I sat up, then climbed down from the bunk to sit at the bottom one by the window. It was snowing heavily outside, the snow turning the landscape ghostly and pale and silent, and I tried to bring my breathing under control.

“Chaj?”

She came back into the cabin and I realised I hadn’t even noticed that she’d left, but she had a mug of steaming tea in her hand and so I said, “Spasibo,” and accepted it from her.

It was dark and thick and sweet, and it was hot, boiling hot from the samovar in the corridor, and I sipped it gratefully, thinking, This mission isn’t going as well as could be hoped.

The train’s rhythmic motion and the heat of the tea were making me sleepy again; I finished the mug and gave it back to the woman, thanking her again, and climbed back up to the bunk and stretched.

When Sophie had disappeared, the door to the cell had been left open. When I’d gone out, cautiously, I’d found two guards asleep on the hard floor and, as I walked through the compound, I encountered more sleeping bodies.
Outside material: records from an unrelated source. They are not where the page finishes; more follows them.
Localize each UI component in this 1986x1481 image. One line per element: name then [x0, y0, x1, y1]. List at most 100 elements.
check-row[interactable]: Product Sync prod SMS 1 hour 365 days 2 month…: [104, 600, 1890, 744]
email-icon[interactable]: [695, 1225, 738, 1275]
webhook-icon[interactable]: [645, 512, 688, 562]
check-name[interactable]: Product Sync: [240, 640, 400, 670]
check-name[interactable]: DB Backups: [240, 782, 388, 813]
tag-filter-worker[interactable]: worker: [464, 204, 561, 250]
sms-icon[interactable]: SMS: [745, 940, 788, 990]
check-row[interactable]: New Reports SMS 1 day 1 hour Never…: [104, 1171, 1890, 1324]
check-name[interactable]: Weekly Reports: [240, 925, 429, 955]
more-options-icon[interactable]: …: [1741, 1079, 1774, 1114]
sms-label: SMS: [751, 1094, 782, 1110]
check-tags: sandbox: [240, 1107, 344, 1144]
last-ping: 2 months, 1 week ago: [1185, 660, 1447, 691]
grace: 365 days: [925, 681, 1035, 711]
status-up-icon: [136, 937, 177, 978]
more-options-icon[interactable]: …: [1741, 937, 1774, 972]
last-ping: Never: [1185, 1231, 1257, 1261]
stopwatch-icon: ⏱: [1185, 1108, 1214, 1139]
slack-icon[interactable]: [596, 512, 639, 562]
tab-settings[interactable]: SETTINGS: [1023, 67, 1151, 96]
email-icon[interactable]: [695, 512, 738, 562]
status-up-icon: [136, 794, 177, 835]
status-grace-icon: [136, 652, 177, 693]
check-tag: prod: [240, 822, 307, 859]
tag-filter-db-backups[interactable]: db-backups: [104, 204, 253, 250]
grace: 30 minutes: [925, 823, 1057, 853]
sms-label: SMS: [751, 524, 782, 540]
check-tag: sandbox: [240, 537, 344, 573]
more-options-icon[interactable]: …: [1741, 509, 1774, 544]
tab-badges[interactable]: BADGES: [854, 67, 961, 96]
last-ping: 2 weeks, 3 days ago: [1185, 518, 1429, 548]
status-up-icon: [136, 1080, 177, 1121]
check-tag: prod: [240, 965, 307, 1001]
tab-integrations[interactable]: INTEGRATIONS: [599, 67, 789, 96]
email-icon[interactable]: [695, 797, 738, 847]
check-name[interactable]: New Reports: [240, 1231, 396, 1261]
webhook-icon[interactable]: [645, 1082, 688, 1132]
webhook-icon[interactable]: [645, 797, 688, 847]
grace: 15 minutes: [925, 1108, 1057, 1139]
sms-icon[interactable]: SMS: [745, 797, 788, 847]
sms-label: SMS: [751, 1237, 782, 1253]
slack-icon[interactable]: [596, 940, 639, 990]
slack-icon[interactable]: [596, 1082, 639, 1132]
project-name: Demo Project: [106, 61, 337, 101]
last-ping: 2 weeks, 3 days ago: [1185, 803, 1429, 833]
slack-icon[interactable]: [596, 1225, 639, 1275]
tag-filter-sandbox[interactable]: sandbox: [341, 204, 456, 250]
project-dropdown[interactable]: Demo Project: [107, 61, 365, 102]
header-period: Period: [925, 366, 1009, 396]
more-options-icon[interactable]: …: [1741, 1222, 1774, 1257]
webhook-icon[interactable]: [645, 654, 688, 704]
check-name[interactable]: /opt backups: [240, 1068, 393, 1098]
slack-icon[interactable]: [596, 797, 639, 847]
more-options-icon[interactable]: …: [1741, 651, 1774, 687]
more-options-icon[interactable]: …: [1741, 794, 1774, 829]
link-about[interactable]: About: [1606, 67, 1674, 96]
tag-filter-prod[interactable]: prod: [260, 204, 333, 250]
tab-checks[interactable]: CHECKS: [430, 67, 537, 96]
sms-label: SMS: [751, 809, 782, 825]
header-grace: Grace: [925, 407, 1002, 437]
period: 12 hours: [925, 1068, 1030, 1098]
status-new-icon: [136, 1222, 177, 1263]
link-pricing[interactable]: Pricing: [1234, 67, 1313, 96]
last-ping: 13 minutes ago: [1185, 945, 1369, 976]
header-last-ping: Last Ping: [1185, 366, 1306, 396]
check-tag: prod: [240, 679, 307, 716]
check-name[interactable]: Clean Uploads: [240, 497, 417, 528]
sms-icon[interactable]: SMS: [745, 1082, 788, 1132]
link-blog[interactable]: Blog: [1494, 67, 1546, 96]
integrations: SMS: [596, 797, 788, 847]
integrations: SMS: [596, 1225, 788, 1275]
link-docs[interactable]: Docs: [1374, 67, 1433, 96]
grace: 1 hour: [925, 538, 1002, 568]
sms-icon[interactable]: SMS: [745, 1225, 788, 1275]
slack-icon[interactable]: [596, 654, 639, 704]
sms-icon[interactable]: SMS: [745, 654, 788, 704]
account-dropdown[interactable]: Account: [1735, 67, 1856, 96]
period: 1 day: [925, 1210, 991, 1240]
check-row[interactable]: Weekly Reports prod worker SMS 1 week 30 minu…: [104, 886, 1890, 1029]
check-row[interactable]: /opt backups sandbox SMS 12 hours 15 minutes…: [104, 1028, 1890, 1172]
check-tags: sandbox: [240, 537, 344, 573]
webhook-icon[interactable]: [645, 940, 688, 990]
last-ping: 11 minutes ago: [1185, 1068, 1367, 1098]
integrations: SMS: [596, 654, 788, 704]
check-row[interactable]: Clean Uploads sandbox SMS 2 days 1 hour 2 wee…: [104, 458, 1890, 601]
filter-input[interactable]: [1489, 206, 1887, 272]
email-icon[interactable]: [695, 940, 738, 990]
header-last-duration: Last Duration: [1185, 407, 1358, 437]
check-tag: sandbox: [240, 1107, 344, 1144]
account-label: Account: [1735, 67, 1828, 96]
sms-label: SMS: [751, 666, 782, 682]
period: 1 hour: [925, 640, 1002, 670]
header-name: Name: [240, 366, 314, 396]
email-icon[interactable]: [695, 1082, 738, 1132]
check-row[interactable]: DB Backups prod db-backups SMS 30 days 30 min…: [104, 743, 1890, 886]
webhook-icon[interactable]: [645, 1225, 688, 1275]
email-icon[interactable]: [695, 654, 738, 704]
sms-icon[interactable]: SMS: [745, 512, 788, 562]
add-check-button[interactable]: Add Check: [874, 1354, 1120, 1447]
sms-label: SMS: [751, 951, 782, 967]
I checked each one, two fingers to test their pulse at the neck, but they were all alive and I wanted to get out of there fast, before they woke up.

I still had to find Eldershott. I didn’t expect to run into him there.

But there he had been, untroubled, it seemed, by anything around him, and I had followed him to the station and now I was on the number four train, direct to Beijing, six nights with almost no stops through Siberia and Mongolia, and it was the height of bloody winter.

I worried about what would be waiting at the other end of the journey, but then I thought, Well, hopefully there won’t be any angels there, not where we’re going, and I fell asleep and, if I dreamt, I don’t remember.